We have a tremendous night, on top of the world with
sometimes dead silence and sometimes heavy storming. Mmmh nice.
Morning comes and we check the condition at around
5:30: pfff stormy.
No way we ‘ ll get out of our warm nest.
Making tea at eight , while it is COOOOOOOOLD.
Deciding to just go back to basecamp and call it a
day.
But first get in again and warm up.
After an hour we ll get out and clean p.
That s it for our Rup Kund Attempt. We give up, but
are satisfied with that night we spent up there. Going back is easy for Sigurd
as it is just like snowboarding(too bad, without a board, Ithaco people : let s
go too Himalaya next year!, OUTSTANDING untouched snowfields!) while Elly is
confronted with her biggest fears: gliding down for many km over snowy Rocks)
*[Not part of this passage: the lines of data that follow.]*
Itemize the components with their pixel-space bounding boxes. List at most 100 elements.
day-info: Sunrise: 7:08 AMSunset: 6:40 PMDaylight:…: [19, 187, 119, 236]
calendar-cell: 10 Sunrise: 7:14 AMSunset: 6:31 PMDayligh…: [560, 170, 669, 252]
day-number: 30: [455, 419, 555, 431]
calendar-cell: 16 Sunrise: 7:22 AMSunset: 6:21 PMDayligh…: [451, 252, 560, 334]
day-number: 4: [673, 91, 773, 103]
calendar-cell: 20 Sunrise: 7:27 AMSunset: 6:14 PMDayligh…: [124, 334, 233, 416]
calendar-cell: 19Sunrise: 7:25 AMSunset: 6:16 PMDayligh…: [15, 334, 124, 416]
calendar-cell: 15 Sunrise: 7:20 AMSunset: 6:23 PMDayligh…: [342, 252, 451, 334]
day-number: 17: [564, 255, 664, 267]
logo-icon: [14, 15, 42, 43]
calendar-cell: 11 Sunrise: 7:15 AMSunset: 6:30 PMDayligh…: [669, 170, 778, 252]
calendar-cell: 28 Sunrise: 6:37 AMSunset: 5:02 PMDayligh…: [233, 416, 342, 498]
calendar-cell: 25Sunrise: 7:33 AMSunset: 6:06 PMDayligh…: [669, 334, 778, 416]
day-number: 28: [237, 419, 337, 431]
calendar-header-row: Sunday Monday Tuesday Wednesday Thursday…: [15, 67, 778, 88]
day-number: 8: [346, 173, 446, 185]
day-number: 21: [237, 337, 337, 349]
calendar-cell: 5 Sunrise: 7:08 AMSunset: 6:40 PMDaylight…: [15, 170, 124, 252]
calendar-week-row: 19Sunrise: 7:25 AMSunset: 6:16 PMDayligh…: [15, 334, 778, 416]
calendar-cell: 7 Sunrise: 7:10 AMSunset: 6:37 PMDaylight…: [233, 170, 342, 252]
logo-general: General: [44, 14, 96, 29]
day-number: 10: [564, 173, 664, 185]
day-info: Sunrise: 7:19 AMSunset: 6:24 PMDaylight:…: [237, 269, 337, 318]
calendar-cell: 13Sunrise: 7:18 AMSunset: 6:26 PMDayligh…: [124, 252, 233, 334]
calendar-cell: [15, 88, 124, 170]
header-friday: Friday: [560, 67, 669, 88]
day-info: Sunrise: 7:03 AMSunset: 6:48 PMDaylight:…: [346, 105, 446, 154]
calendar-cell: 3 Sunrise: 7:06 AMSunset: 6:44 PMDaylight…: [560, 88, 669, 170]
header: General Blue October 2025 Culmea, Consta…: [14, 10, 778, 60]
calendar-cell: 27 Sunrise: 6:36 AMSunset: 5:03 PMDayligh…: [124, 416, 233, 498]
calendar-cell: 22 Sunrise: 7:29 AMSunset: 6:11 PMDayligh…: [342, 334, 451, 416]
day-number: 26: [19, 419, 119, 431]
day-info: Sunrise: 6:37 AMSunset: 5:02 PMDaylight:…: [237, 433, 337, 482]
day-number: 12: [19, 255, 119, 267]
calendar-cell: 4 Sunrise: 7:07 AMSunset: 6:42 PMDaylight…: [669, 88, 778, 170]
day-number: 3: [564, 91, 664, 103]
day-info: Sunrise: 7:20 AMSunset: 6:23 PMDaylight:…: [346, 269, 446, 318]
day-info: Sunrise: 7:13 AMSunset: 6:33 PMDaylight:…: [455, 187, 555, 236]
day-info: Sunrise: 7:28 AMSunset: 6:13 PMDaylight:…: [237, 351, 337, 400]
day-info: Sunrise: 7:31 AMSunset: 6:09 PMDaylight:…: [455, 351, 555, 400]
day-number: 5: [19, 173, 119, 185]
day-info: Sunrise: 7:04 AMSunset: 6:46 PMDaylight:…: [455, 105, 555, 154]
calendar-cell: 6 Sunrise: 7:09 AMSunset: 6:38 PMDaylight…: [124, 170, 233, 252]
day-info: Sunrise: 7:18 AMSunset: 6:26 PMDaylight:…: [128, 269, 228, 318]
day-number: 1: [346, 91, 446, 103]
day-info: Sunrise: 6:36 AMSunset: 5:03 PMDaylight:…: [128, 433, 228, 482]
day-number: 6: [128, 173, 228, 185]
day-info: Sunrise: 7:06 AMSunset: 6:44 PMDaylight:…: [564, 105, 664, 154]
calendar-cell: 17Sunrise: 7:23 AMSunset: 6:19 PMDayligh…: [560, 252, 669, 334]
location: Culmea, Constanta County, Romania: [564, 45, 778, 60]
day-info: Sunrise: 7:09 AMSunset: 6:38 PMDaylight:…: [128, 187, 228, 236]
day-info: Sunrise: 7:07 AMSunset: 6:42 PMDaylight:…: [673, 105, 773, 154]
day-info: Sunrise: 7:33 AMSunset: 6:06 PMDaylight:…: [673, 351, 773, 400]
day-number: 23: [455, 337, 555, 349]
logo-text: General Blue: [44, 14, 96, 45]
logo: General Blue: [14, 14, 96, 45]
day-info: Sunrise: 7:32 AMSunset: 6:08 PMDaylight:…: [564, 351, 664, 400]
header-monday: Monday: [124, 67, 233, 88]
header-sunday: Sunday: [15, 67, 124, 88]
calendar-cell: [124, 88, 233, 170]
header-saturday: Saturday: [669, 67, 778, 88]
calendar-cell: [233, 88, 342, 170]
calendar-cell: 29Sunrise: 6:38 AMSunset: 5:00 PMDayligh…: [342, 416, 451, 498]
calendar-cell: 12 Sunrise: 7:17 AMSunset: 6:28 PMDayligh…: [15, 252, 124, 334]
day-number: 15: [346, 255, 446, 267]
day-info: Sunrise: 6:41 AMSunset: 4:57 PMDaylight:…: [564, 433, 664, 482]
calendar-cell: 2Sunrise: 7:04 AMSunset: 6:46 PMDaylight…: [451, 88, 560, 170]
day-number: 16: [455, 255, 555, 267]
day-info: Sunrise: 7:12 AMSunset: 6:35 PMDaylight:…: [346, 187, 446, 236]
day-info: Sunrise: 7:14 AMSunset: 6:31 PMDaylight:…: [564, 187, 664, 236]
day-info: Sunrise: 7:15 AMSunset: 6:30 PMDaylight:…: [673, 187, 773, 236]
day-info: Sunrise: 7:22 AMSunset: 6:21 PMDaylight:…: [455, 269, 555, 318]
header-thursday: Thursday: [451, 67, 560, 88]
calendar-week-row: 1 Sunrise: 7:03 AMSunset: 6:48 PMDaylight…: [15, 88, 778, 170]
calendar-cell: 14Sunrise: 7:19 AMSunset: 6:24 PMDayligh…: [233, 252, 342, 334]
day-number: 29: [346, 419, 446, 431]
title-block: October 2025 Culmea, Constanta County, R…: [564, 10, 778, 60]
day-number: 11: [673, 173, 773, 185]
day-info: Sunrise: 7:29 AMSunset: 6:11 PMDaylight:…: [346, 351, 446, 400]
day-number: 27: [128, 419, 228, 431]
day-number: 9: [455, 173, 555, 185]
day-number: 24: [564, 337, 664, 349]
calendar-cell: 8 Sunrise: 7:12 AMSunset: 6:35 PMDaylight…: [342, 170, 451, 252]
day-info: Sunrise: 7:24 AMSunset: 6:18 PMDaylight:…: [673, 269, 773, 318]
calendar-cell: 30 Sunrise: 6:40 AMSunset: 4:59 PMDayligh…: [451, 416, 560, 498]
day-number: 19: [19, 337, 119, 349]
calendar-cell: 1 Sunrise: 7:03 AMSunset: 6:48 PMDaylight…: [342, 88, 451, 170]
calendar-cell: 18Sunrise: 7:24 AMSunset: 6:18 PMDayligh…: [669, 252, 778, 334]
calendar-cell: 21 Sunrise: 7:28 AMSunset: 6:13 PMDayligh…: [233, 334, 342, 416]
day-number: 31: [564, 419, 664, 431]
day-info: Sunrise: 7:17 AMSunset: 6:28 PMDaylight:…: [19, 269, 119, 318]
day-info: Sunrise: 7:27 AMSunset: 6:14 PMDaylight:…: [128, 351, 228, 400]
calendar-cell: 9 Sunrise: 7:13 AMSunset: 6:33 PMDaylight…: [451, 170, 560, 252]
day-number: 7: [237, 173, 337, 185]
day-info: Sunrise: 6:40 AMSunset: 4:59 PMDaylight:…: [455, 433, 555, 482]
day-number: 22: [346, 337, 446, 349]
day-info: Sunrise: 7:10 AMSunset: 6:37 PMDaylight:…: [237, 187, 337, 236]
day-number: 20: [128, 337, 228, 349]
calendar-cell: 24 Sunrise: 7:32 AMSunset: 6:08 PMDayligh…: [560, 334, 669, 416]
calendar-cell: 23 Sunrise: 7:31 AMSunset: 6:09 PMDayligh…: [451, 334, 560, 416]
Every time she manages to achieve the next path, not willing to get any help
from others. Mmmh. True courage.
The last parts we just glide and after short period of
time we reach base camp.
We decide to leave the other there after lunch and go
immediately back to Wan so everything can unfreeze and dry again.
We get there after a nice 4hour walking down, pitch up
the tent and enjoy the warmth, silence and peaceful atmosphere over here.
Wednesday
We fix our gear and chill out, at noon Paul and Emily
pass us by, they decided to go straight on to their next track, so we say
goodbye.
Little time afterwards the rest of the crew joins us.
In the evening we make a fire and sing songs.
We ve gotten our inspiration out of some local wine
and scotch.
We really enjoy these hindu songs, how they always
sound warm and sad and comfortable at the same time. And we spent a splendid
evening.
Thursday
Walking back to loharganj with new himalayan friend
fritz(see pictures)
We drive for a few hours and pitch tent down in the
valley, for another singing-drinking evenng with MEAT ! Yiha.
Friday
We drive all day back to Rishikesh, say goodbye to our
Bombay friends, fiend a place to eat and go to sleep, satified by the mountains
and not at least with the intercultural integration with our mountaineering
friends.
Thank you all for this splendid time!